にもかかわらず、だ。研究活動の傍ら、企業内でのキャリア相談や研修にも携わる宮城氏によると、企業・組織で働く50代には「もう50だし」「どうせ50だから」と、現在の自分の立ち位置を否定的に捉える人が多いという。
「そういう人は、キャリアの価値を職位や肩書にしか見いだせない傾向が強いんですね。出世のために家族も何もかも犠牲にして頑張ってきた。それが50代になると、片道切符の出向や役職定年も視野に入ってきて、これまで自分が目指してきたものは何だったのか、となってしまいます。喪失感や空虚感を募らせ、モチベーションが低下しやすくなります」
さらに外的な要因も小さくない。昨今の労働環境や上司に求められる役割は、50代が若手・中堅だったころのそれとは大きく異なるからだ。

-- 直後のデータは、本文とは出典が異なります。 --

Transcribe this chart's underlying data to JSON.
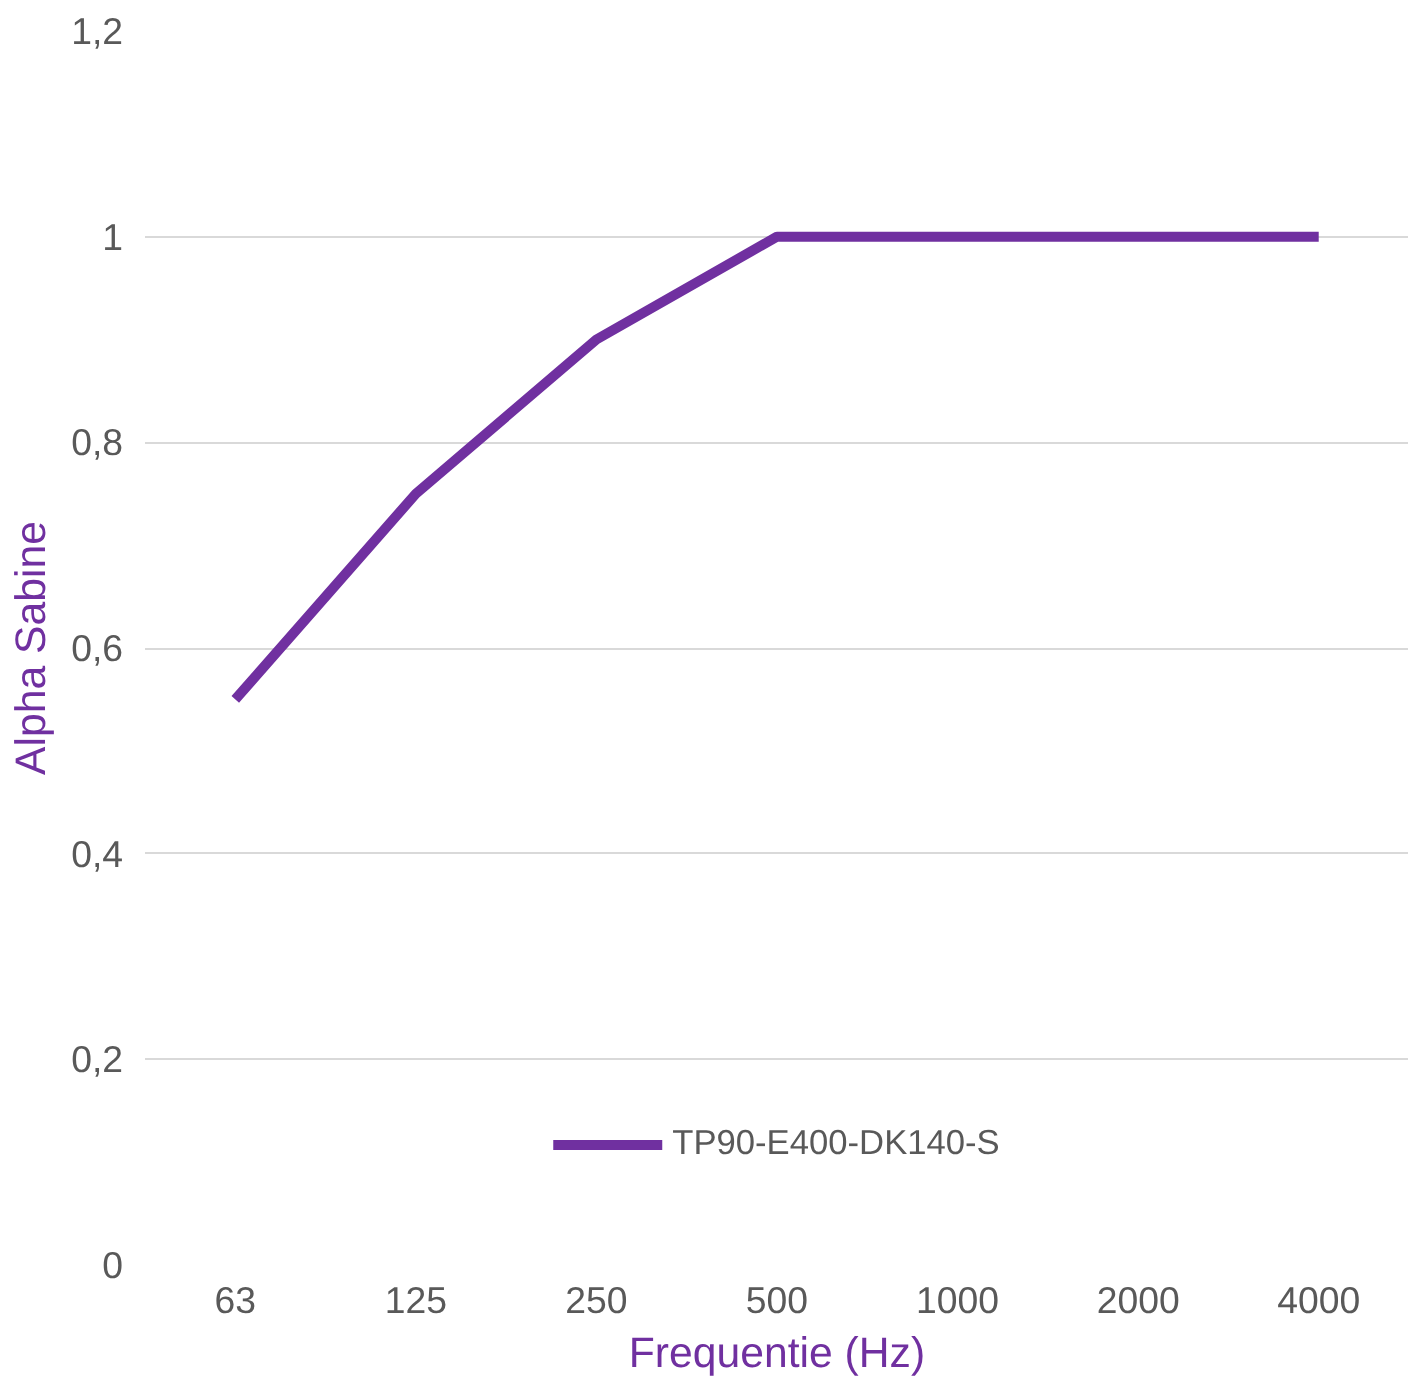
{
  "chart_data": {
    "type": "line",
    "xlabel": "Frequentie (Hz)",
    "ylabel": "Alpha Sabine",
    "categories": [
      "63",
      "125",
      "250",
      "500",
      "1000",
      "2000",
      "4000"
    ],
    "series": [
      {
        "name": "TP90-E400-DK140-S",
        "color": "#7030a0",
        "values": [
          0.55,
          0.75,
          0.9,
          1,
          1,
          1,
          1
        ]
      }
    ],
    "ylim": [
      0,
      1.2
    ],
    "yticks": [
      {
        "value": 0,
        "label": "0"
      },
      {
        "value": 0.2,
        "label": "0,2"
      },
      {
        "value": 0.4,
        "label": "0,4"
      },
      {
        "value": 0.6,
        "label": "0,6"
      },
      {
        "value": 0.8,
        "label": "0,8"
      },
      {
        "value": 1,
        "label": "1"
      },
      {
        "value": 1.2,
        "label": "1,2"
      }
    ],
    "grid": "y",
    "legend": "bottom",
    "marker": "none",
    "line_style": "solid"
  }
}
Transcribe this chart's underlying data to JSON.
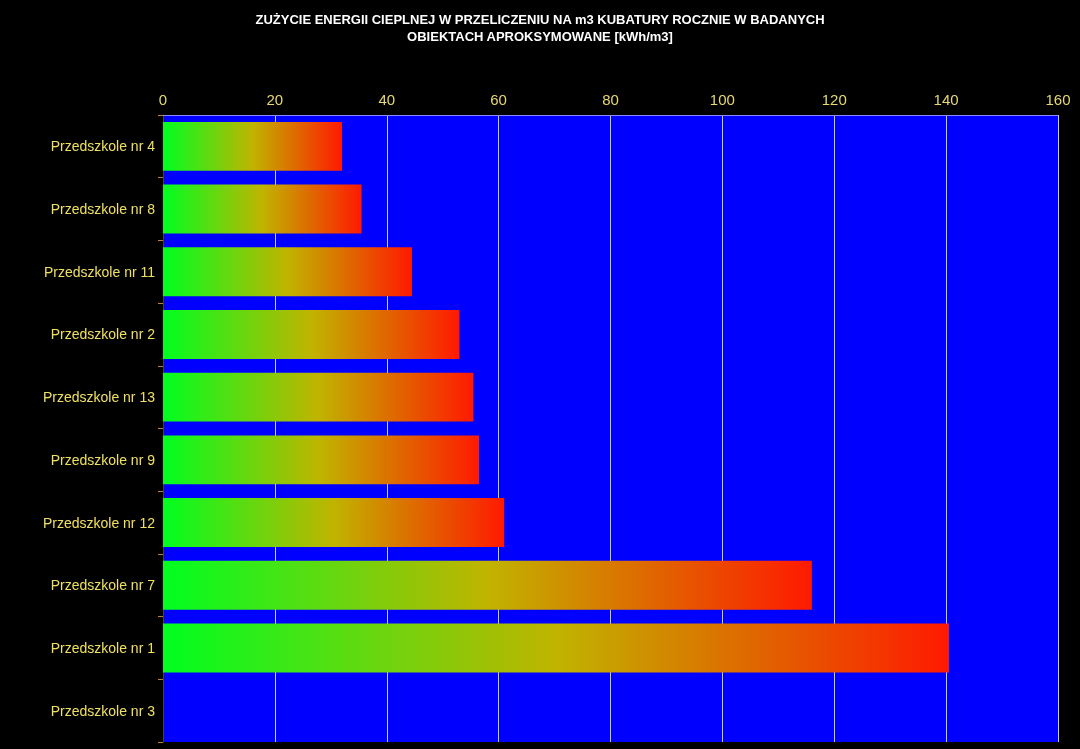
{
  "chart_data": {
    "type": "bar",
    "title": "ZUŻYCIE ENERGII CIEPLNEJ W PRZELICZENIU NA m3 KUBATURY ROCZNIE W BADANYCH\nOBIEKTACH APROKSYMOWANE [kWh/m3]",
    "orientation": "horizontal",
    "categories": [
      "Przedszkole nr 4",
      "Przedszkole nr 8",
      "Przedszkole nr 11",
      "Przedszkole nr 2",
      "Przedszkole nr 13",
      "Przedszkole nr 9",
      "Przedszkole nr 12",
      "Przedszkole nr 7",
      "Przedszkole nr 1",
      "Przedszkole nr 3"
    ],
    "series": [
      {
        "color": "#ff1a00",
        "values": [
          32,
          35.5,
          44.5,
          53,
          55.5,
          56.5,
          61,
          116,
          140.5,
          null
        ]
      }
    ],
    "xlim": [
      0,
      160
    ],
    "xticks": [
      0,
      20,
      40,
      60,
      80,
      100,
      120,
      140,
      160
    ],
    "grid": "x"
  }
}
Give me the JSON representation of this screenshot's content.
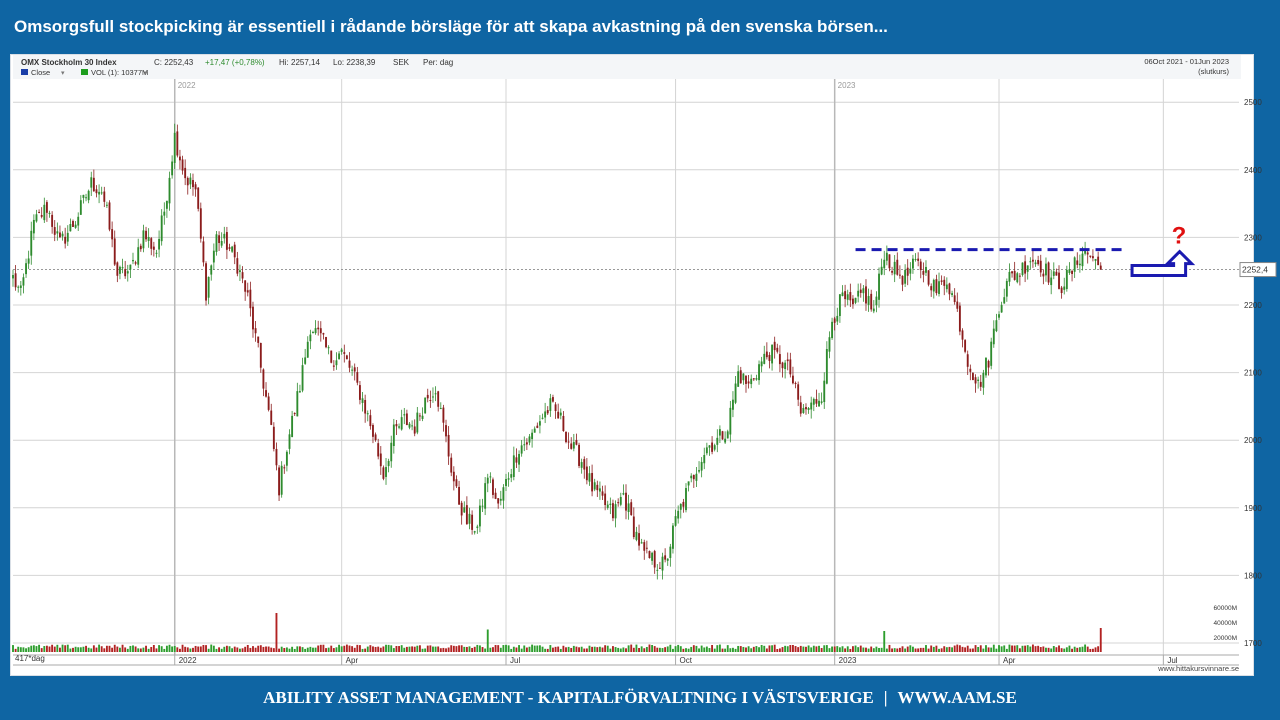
{
  "slide": {
    "headline": "Omsorgsfull stockpicking är essentiell i rådande börsläge för att skapa avkastning på den svenska börsen...",
    "footer_left": "ABILITY ASSET MANAGEMENT -  KAPITALFÖRVALTNING I VÄSTSVERIGE",
    "footer_divider": "|",
    "footer_right": "WWW.AAM.SE",
    "background_color": "#0f65a3"
  },
  "chart_header": {
    "instrument": "OMX Stockholm 30 Index",
    "close": "C: 2252,43",
    "change": "+17,47 (+0,78%)",
    "high": "Hi: 2257,14",
    "low": "Lo: 2238,39",
    "currency": "SEK",
    "period": "Per: dag",
    "date_range": "06Oct 2021 - 01Jun 2023",
    "price_basis": "(slutkurs)",
    "legend_close": "Close",
    "legend_vol": "VOL (1): 10377M",
    "bars_label": "417*dag",
    "watermark": "www.hittakursvinnare.se"
  },
  "chart_data": {
    "type": "line",
    "title": "OMX Stockholm 30 Index",
    "ylim": [
      1700,
      2520
    ],
    "y_ticks": [
      2500,
      2400,
      2300,
      2200,
      2100,
      2000,
      1900,
      1800,
      1700
    ],
    "volume_ticks": [
      "60000M",
      "40000M",
      "20000M"
    ],
    "x_labels": [
      {
        "label": "2022",
        "index": 62
      },
      {
        "label": "Apr",
        "index": 126
      },
      {
        "label": "Jul",
        "index": 189
      },
      {
        "label": "Oct",
        "index": 254
      },
      {
        "label": "2023",
        "index": 315
      },
      {
        "label": "Apr",
        "index": 378
      },
      {
        "label": "Jul",
        "index": 441
      }
    ],
    "year_markers": [
      {
        "label": "2022",
        "index": 62
      },
      {
        "label": "2023",
        "index": 315
      }
    ],
    "last_value_label": "2252,4",
    "last_value": 2252.43,
    "resistance_level": 2282,
    "resistance_range": [
      323,
      426
    ],
    "annotation": "?",
    "colors": {
      "up": "#2e8b2e",
      "down": "#8b1c1c",
      "annotation": "#1a1ab0",
      "question": "#e01010",
      "volume_up": "#2e9e2e",
      "volume_down": "#b22222"
    },
    "anchors": [
      [
        0,
        2240
      ],
      [
        3,
        2215
      ],
      [
        8,
        2320
      ],
      [
        13,
        2345
      ],
      [
        18,
        2290
      ],
      [
        24,
        2325
      ],
      [
        30,
        2380
      ],
      [
        34,
        2370
      ],
      [
        36,
        2335
      ],
      [
        40,
        2245
      ],
      [
        45,
        2250
      ],
      [
        50,
        2305
      ],
      [
        55,
        2280
      ],
      [
        58,
        2340
      ],
      [
        62,
        2450
      ],
      [
        66,
        2390
      ],
      [
        70,
        2370
      ],
      [
        74,
        2220
      ],
      [
        78,
        2300
      ],
      [
        82,
        2290
      ],
      [
        86,
        2260
      ],
      [
        90,
        2210
      ],
      [
        94,
        2130
      ],
      [
        98,
        2040
      ],
      [
        102,
        1930
      ],
      [
        106,
        2010
      ],
      [
        110,
        2080
      ],
      [
        114,
        2170
      ],
      [
        118,
        2150
      ],
      [
        122,
        2120
      ],
      [
        126,
        2130
      ],
      [
        130,
        2100
      ],
      [
        134,
        2060
      ],
      [
        138,
        2010
      ],
      [
        142,
        1950
      ],
      [
        146,
        2010
      ],
      [
        150,
        2030
      ],
      [
        154,
        2020
      ],
      [
        158,
        2060
      ],
      [
        162,
        2080
      ],
      [
        166,
        2000
      ],
      [
        170,
        1920
      ],
      [
        174,
        1880
      ],
      [
        178,
        1870
      ],
      [
        182,
        1950
      ],
      [
        186,
        1900
      ],
      [
        190,
        1950
      ],
      [
        194,
        1990
      ],
      [
        198,
        2000
      ],
      [
        202,
        2030
      ],
      [
        206,
        2050
      ],
      [
        210,
        2030
      ],
      [
        214,
        1990
      ],
      [
        218,
        1970
      ],
      [
        222,
        1930
      ],
      [
        226,
        1910
      ],
      [
        230,
        1890
      ],
      [
        234,
        1920
      ],
      [
        238,
        1870
      ],
      [
        242,
        1830
      ],
      [
        246,
        1820
      ],
      [
        250,
        1815
      ],
      [
        254,
        1880
      ],
      [
        258,
        1920
      ],
      [
        262,
        1960
      ],
      [
        266,
        1990
      ],
      [
        270,
        2000
      ],
      [
        274,
        2020
      ],
      [
        278,
        2100
      ],
      [
        282,
        2080
      ],
      [
        286,
        2110
      ],
      [
        290,
        2130
      ],
      [
        294,
        2120
      ],
      [
        298,
        2100
      ],
      [
        302,
        2040
      ],
      [
        306,
        2050
      ],
      [
        310,
        2070
      ],
      [
        314,
        2180
      ],
      [
        318,
        2210
      ],
      [
        322,
        2195
      ],
      [
        326,
        2220
      ],
      [
        330,
        2190
      ],
      [
        334,
        2280
      ],
      [
        338,
        2250
      ],
      [
        342,
        2240
      ],
      [
        346,
        2260
      ],
      [
        350,
        2250
      ],
      [
        354,
        2220
      ],
      [
        358,
        2240
      ],
      [
        362,
        2190
      ],
      [
        366,
        2120
      ],
      [
        370,
        2080
      ],
      [
        374,
        2120
      ],
      [
        378,
        2200
      ],
      [
        382,
        2240
      ],
      [
        386,
        2250
      ],
      [
        390,
        2270
      ],
      [
        394,
        2260
      ],
      [
        398,
        2240
      ],
      [
        402,
        2230
      ],
      [
        406,
        2250
      ],
      [
        410,
        2280
      ],
      [
        414,
        2270
      ],
      [
        417,
        2252
      ]
    ],
    "volume_spikes": [
      {
        "index": 101,
        "value": 52000
      },
      {
        "index": 182,
        "value": 30000
      },
      {
        "index": 334,
        "value": 28000
      },
      {
        "index": 417,
        "value": 32000
      }
    ]
  }
}
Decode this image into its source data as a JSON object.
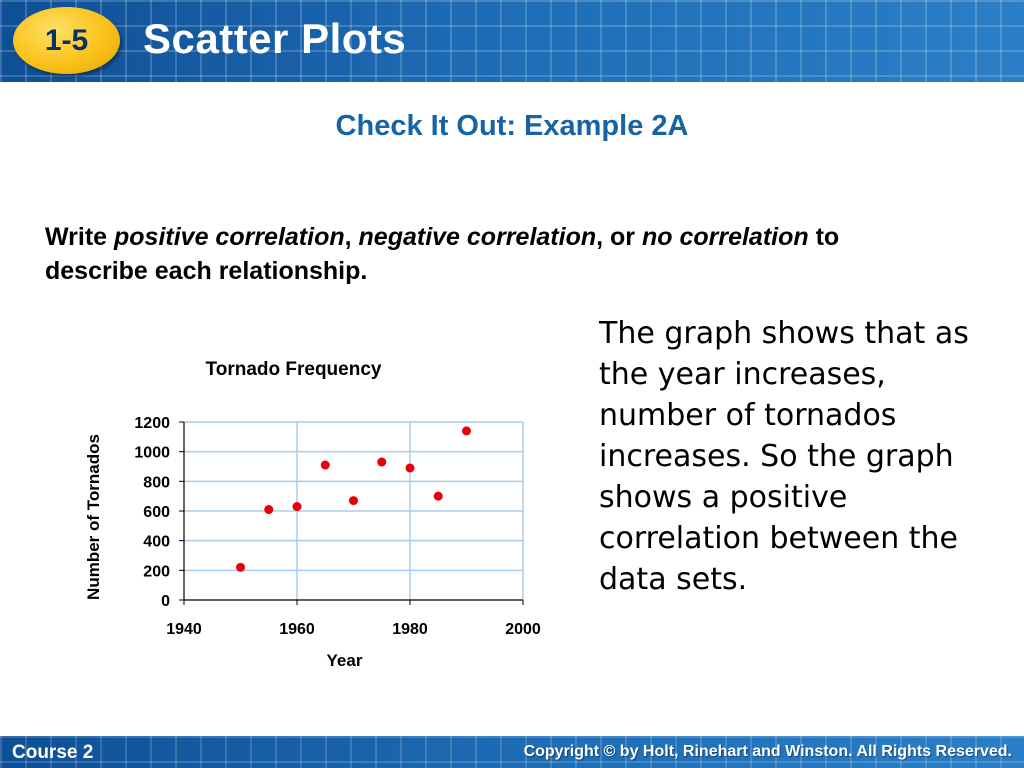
{
  "header": {
    "lesson_number": "1-5",
    "title": "Scatter Plots"
  },
  "example_heading": "Check It Out: Example 2A",
  "instructions": {
    "write": "Write ",
    "term1": "positive correlation",
    "comma1": ", ",
    "term2": "negative correlation",
    "or": ", or ",
    "term3": "no correlation",
    "rest": " to describe each relationship."
  },
  "explanation": "The graph shows that as the year increases, number of tornados increases. So the graph shows a positive correlation between the data sets.",
  "footer": {
    "course": "Course 2",
    "copyright": "Copyright © by Holt, Rinehart and Winston. All Rights Reserved."
  },
  "colors": {
    "header_blue": "#1d6bb5",
    "badge_yellow": "#f9c21a",
    "heading_blue": "#1763a8",
    "point_red": "#e8000d",
    "gridline_blue": "#a9cdef"
  },
  "chart_data": {
    "type": "scatter",
    "title": "Tornado Frequency",
    "xlabel": "Year",
    "ylabel": "Number of Tornados",
    "xlim": [
      1940,
      2000
    ],
    "ylim": [
      0,
      1200
    ],
    "xticks": [
      1940,
      1960,
      1980,
      2000
    ],
    "yticks": [
      0,
      200,
      400,
      600,
      800,
      1000,
      1200
    ],
    "grid": true,
    "legend": "none",
    "series": [
      {
        "x": [
          1950,
          1955,
          1960,
          1965,
          1970,
          1975,
          1980,
          1985,
          1990
        ],
        "y": [
          220,
          610,
          630,
          910,
          670,
          930,
          890,
          700,
          1140
        ]
      }
    ]
  }
}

「そもそも50代はキャリアなんて言われて育った世代ではありません。管理職になった途端、『部下のキャリアを育てろ』とか、『自分のキャリアも考えろ』などと求められたら、それは大変ですよ」
激しい変化に戸惑い、不安を抱くのも無理はないとしたうえで、宮城氏は「でもね……」と言葉を継いだ。
「変化には自分から適応すべきで、それを不満に思い、『時代が悪い、自分たちはついていない』と他責に走るのは違うでしょう。何もしないことの言い訳であり、ネガティブな心理に拍車をかけるだけです」
人生の立ち位置をどう捉えるかは、自分しだいだ。もう50代ではなく、まだ50代―― その前向きなマインドチェンジこそが、変化を柔軟に受け止めながら先に続く長い人生を充実させるための、第一歩となるに違いない。